Ärzte liebäugeln mit ABDA/KBV-Modell Benjamin Rohrer, 30.04.2012 11:27 Uhr

Berlin - Eigentlich wollten die Kassenärzte in Westfalen-Lippe ihren eigenen Weg gehen: Anstelle des ABDA/KBV-Modells sollten mit den Krankenkassen Verträge zu einem Arzneimittelmanagement abgeschlossen werden, an dem nur Ärzte beteiligt sind. Weil die Kassenärztliche Vereinigung (KV) in ihren Verhandlungen mit den Kassen offenbar Probleme hat, könnten aber schon bald wieder Gespräche über eine Teilnahme am ABDA/KBV-Modell aufgenommen werden.

Mitte Februar hatte die Vertreterversammlung der KV Westfalen-Lippe eine Beteiligung am geplanten Pilotprojekt abgelehnt.

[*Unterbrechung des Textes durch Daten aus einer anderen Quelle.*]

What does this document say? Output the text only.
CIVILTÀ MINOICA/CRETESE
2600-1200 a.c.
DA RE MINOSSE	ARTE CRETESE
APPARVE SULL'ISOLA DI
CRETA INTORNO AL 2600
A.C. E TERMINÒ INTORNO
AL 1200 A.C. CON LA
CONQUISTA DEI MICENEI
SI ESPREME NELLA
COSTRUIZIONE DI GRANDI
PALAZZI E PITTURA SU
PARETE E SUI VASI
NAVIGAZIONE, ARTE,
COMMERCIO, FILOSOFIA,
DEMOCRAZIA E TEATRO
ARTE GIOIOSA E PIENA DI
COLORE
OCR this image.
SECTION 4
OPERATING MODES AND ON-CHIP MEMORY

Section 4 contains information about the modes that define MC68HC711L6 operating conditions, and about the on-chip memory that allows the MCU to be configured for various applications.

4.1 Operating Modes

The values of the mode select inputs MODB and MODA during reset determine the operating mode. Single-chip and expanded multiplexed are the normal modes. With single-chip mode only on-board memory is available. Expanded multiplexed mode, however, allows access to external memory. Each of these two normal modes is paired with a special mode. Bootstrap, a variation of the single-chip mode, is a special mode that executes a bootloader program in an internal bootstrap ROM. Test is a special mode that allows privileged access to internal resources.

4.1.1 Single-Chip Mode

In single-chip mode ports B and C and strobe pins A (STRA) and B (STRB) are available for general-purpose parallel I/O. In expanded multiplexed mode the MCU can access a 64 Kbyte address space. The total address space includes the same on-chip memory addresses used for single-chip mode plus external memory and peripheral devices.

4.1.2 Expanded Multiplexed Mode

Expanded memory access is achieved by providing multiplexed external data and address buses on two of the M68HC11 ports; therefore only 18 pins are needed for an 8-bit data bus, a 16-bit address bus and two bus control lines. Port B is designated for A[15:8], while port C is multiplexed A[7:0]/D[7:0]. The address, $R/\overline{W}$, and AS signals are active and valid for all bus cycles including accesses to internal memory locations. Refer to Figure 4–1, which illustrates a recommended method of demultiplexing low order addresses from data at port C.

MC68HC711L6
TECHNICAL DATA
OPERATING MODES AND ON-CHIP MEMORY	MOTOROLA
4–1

Die Ärzte wollten nicht mit den Apothekern zusammen arbeiten, sondern ein eigenes, „arztgestütztes“ Konzept entwerfen, bei die Ärzte die Arzneimittelberatung übernehmen – und das Honorar einstreichen.

In den vergangenen Wochen hat die KV eigenen Angaben zufolge mit verschiedenen „Versorgerkassen“ der Region verhandelt: Das Interesse „etlicher Kassen“ sei groß, so das KV-Chef Dr. Wolfgang-Axel Dryden. Neben den großen Kassen seien auch kleinere Kassen mit jüngerem Versichertenklientel bereit, sich einem solchen Projekt anzuschließen. Ziel sei es, einen „Vertrag für Alle“ zu entwerfen; die Medikationschecks sollten nicht nur Versicherten einzelner Kassen zu Gute kommen.